I am about to enter a 3-year PhD. Neither my bachelor’s nor my master’s were research-oriented nor very typical for my field, and I had to find a potential supervisor on my own. Due to my background, I also do not have a good grasp of academia’s unwritten rules.
Last year, I fortuitously met a rock star professor, one of the top 5 most cited scholars in quite a large field. He got interested in my project, gave me huge support for my proposal, and wrote a wonderful LoR. We also got very well along on a personal level and would chat about things loosely related to academia. He is someone with a very casual style but with clear respect for boundaries. I admire him enormously, both as a scholar and as a person.
I was accepted under his supervision by a very laudatory committee. Academia being a very hierarchical world, I feel compelled to show "extra respect" to him, partly because he is famous and partly because my unconventional background sets me at a disadvantage compared to others. It seems likely that high-status academics would tacitly expect their students (i.e. without explicitly asking for it) to go to greater length for them, whether in terms of work output or in overall signs of deference. I know that they are "just human", but they are also around the top of a very special system.
I tried mentioning this to my now-supervisor, but he keeps blushing when I remind him of his academic status. He seemed to think that I was worried about my application "not being good enough" rather than about failing to show adequate deference to him. The obvious thing I could do for him would be to submit a paper before the start of my PhD. I have never written a paper before, as it seems uncommon in my field (but not unheard of) to do one that early. But he said a few times that he does not need me to do that right now, and I do not know if he means "don’t do that" or "I politely say no but would be happy if you did it anyway, and slightly disappointed if you didn’t".
I have a half-done paper addressing a recent debate around my supervisor’s main theoretical contribution, and I am confident that it can be a substantial paper if well-executed. Yet I am exhausted, and my supervisor is unlikely to help me on it before I start my PhD. What should I do?

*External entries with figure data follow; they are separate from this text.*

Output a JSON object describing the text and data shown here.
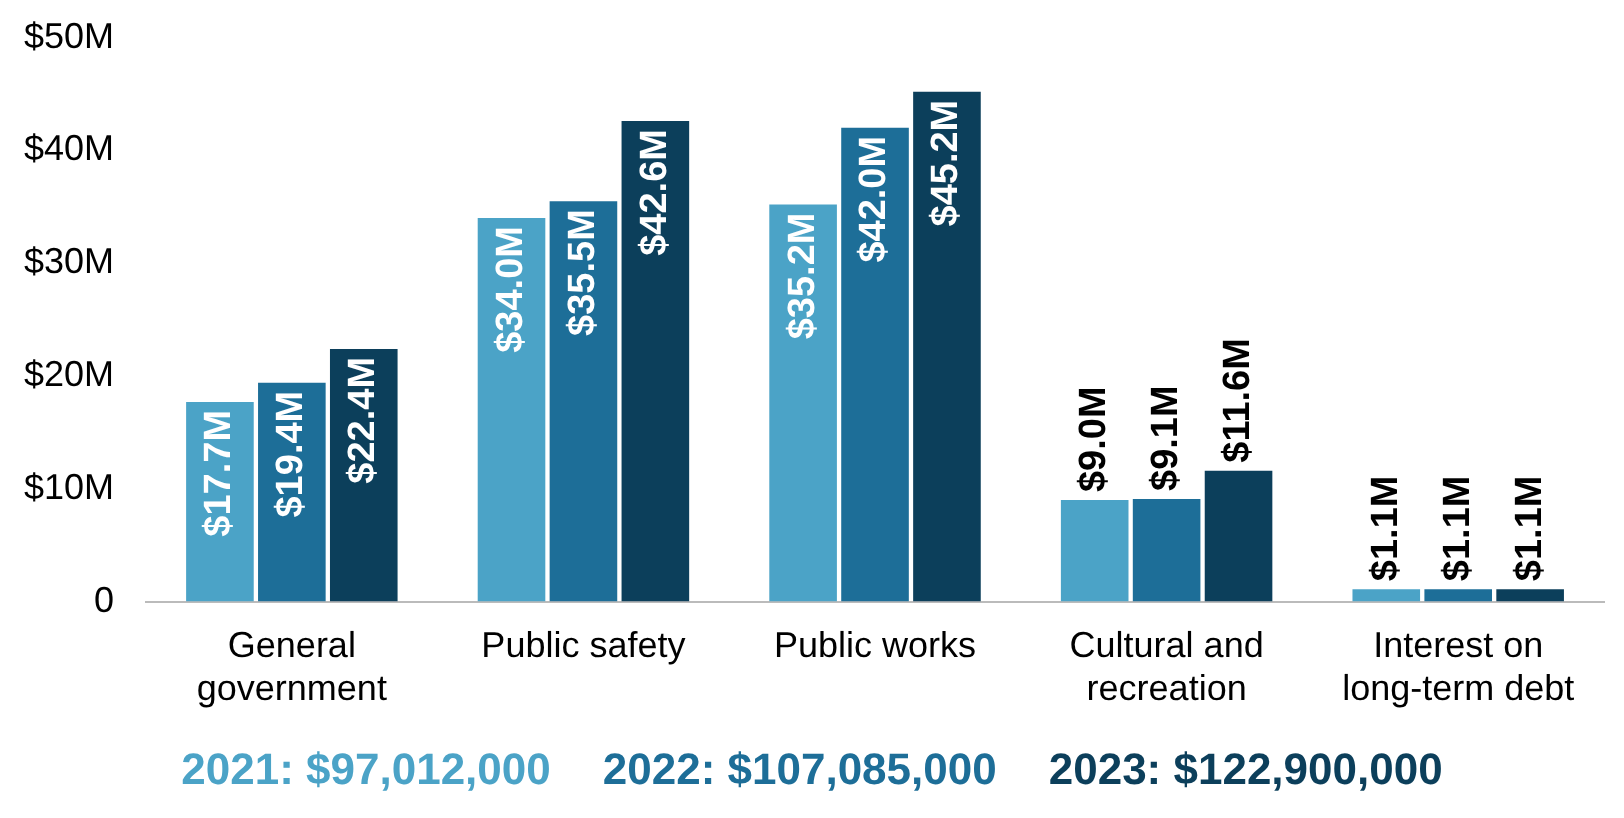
{
  "chart_data": {
    "type": "bar",
    "categories": [
      "General government",
      "Public safety",
      "Public works",
      "Cultural and recreation",
      "Interest on long-term debt"
    ],
    "series": [
      {
        "name": "2021: $97,012,000",
        "color": "#4ba3c7",
        "values": [
          17.7,
          34.0,
          35.2,
          9.0,
          1.1
        ]
      },
      {
        "name": "2022: $107,085,000",
        "color": "#1d6e98",
        "values": [
          19.4,
          35.5,
          42.0,
          9.1,
          1.1
        ]
      },
      {
        "name": "2023: $122,900,000",
        "color": "#0c3f5b",
        "values": [
          22.4,
          42.6,
          45.2,
          11.6,
          1.1
        ]
      }
    ],
    "value_labels": [
      [
        "$17.7M",
        "$34.0M",
        "$35.2M",
        "$9.0M",
        "$1.1M"
      ],
      [
        "$19.4M",
        "$35.5M",
        "$42.0M",
        "$9.1M",
        "$1.1M"
      ],
      [
        "$22.4M",
        "$42.6M",
        "$45.2M",
        "$11.6M",
        "$1.1M"
      ]
    ],
    "ylim": [
      0,
      50
    ],
    "yticks": [
      {
        "value": 0,
        "label": "0"
      },
      {
        "value": 10,
        "label": "$10M"
      },
      {
        "value": 20,
        "label": "$20M"
      },
      {
        "value": 30,
        "label": "$30M"
      },
      {
        "value": 40,
        "label": "$40M"
      },
      {
        "value": 50,
        "label": "$50M"
      }
    ],
    "grid": false,
    "legend": "bottom"
  }
}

EDIT: To clarify, this is a question about the "extra" that famous professors may expect from their PhD students. In my case, I went for a writing a paper on a subject of my choice, then submitting it to a peer-reviewed journal and hopefully avoiding desk-rejection. It feels like a huge task, but how to do it is not really the issue at hand. I would happily have presented at a major conference instead, but the conference I was accepted to did not manage to move online. A couple editors from reputable journals encouraged me to submit a paper as a master’s student, so I assumed it was a tough but realistic thing I could as that little "extra" for my supervisor.
For context, I studied in France and my supervisor is in/from Northern Europe. My field is in the social sciences.